The following example is the normal definition for the VT100 terminal.
Table 5-2
| VT100 | |||||
| video_set | video_label | lo_video | lo_fill | hi_video | hi_fill |
| vt100 | normal | normal | reverse | ||
| vt100 | reverse | reverse | reverse | ||
| vt100 | nohilite | normal | normal | ||
The last step is to define entries in the term_form_edit table for the various types of objects that will be available for a given terminal. There are three attributes in this table which are important. The object (which can be one of three values: "b" for boxes and lines, "v" for video regions or "f" for fields) is used to declare the type of object being allowed. The video_label maps to the entry of the term_ap_video table that is to be used; the key_name is the key that is to be pressed to create the object.
This table is used to create the pop-up menu that is displayed when creating an object in the Form Editor. As an example, the entries for the VT100 is as follows:
Table 5-3
| VT100 | ||||
| video_set | key_set | object | video_label | key_name |
| vt100 | vt100 | b | normal | + |
| vt100 | vt100 | f | normal | n |
| vt100 | vt100 | f | reverse | r |
| vt100 | vt100 | f | nohilite | z |
| vt100 | vt100 | v | normal | N |
| vt100 | vt100 | v | reverse | R |
One thing you should considered when adding new video attributes to a terminal definition is the capabilities of all the terminals that will be used to run a given application.
Example
An application is to be run on two different types of terminals, one which has the ability to use colour and the other which doesn't. It will be necessary to enter video label definitions for both which will map to colour entries in one case and other video attributes in the other.

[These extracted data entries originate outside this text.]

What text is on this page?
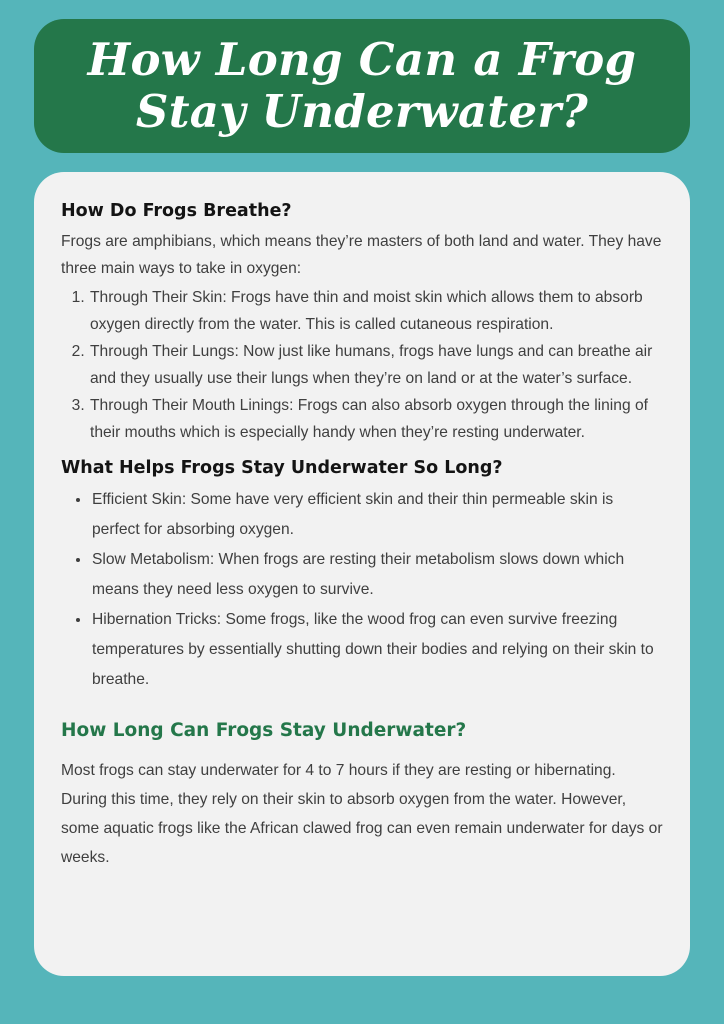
How Long Can a Frog Stay Underwater?
How Do Frogs Breathe?

Frogs are amphibians, which means they’re masters of both land and water. They have three main ways to take in oxygen:

1. Through Their Skin: Frogs have thin and moist skin which allows them to absorb oxygen directly from the water. This is called cutaneous respiration.
2. Through Their Lungs: Now just like humans, frogs have lungs and can breathe air and they usually use their lungs when they’re on land or at the water’s surface.
3. Through Their Mouth Linings: Frogs can also absorb oxygen through the lining of their mouths which is especially handy when they’re resting underwater.
What Helps Frogs Stay Underwater So Long?
• Efficient Skin: Some have very efficient skin and their thin permeable skin is perfect for absorbing oxygen.
• Slow Metabolism: When frogs are resting their metabolism slows down which means they need less oxygen to survive.
• Hibernation Tricks: Some frogs, like the wood frog can even survive freezing temperatures by essentially shutting down their bodies and relying on their skin to breathe.
How Long Can Frogs Stay Underwater?

Most frogs can stay underwater for 4 to 7 hours if they are resting or hibernating. During this time, they rely on their skin to absorb oxygen from the water. However, some aquatic frogs like the African clawed frog can even remain underwater for days or weeks.
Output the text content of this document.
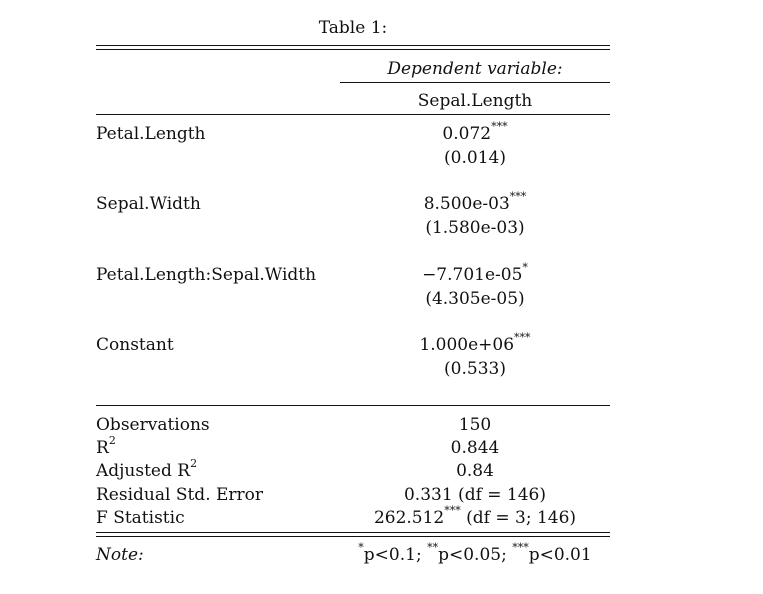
Table 1:
Dependent variable:
Sepal.Length
Petal.Length	0.072***
(0.014)
Sepal.Width	8.500e-03***
(1.580e-03)
Petal.Length:Sepal.Width	−7.701e-05*
(4.305e-05)
Constant	1.000e+06***
(0.533)
Observations	150
$R^2$	0.844
Adjusted $R^2$	0.84
Residual Std. Error	0.331 (df = 146)
F Statistic	262.512*** (df = 3; 146)
Note:	*p<0.1; **p<0.05; ***p<0.01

Assuming the terminals are defined as "colour" and "mono", the entries in the three tables may look as follows:
Table 5-4
| term_video | ||
| video_set | video_name | video_seq |
| colour | normal | xxx |
| colour | reverse | xxx |
| colour | red | xxx |
| colour | blue | xxx |
| colour | white | xxx |
| mono | normal | xxx |
| mono | reverse | xxx |
| mono | dim | xxx |
| mono | blink | xxx |
| mono | intense | xxx |
Note: the actual video sequences are not important and are represented by "xxx" in this example.
Table 5-5
| term_ap_video | |||||
| video_set | video_label | lo_video_name | lo_fill | hi_video_name | hi_fill |
| colour | normal | normal | reverse | ||
| colour | reverse | reverse | normal | ||
| colour | nohilite | normal | normal | ||
| colour | dim | blue | white | ||
| colour | intense | red | white | ||
| colour | normal | white | red | ||
| mono | reverse | normal | reverse | ||
| mono | dim | reverse | normal | ||
| mono | dim | dim | intense | ||
| mono | blink | blink | intense | ||
| mono | intense | intense | blink | ||
In the above example the entries in the term_form_edit table don't necessarily have to correspond <197> as long as any objects that are referenced when the application is created are available when the application is run on a specific terminal. This may mean adjusting terminal entries to use or map video attributes. It may also mean restricting the types of objects that are used.
Table 5-6
| term_form_edit | ||||
| video_set | key_set | object | video_label | key_name |
| colour | colour | b | normal | + |
| colour | colour | v | normal | N |
| colour | colour | v | reverse | R |
| colour | colour | v | dim | D |
| colour | colour | v | intense | l |
| colour | colour | f | normal | n |
| colour | colour | f | reverse | r |
| colour | colour | f | nohilite | z |
| colour | colour | f | dim | d |
| colour | colour | f | blink | b |
| colour | colour | f | intense | i |
| mono | mono | b | normal | + |
| mono | mono | v | normal | N |
| mono | mono | v | reverse | R |
| mono | mono | v | dim | D |
| mono | mono | v | intense | l |
| mono | mono | f | normal | n |
| mono | mono | f | reverse | r |
| mono | mono | f | nohilite | z |
| mono | mono | f | dim | d |
| mono | mono | f | blink | b |
| mono | mono | f | intense | i |
For a more complete discussion of the terminal database refer to the Empress 4GL Administrator's Guide manual.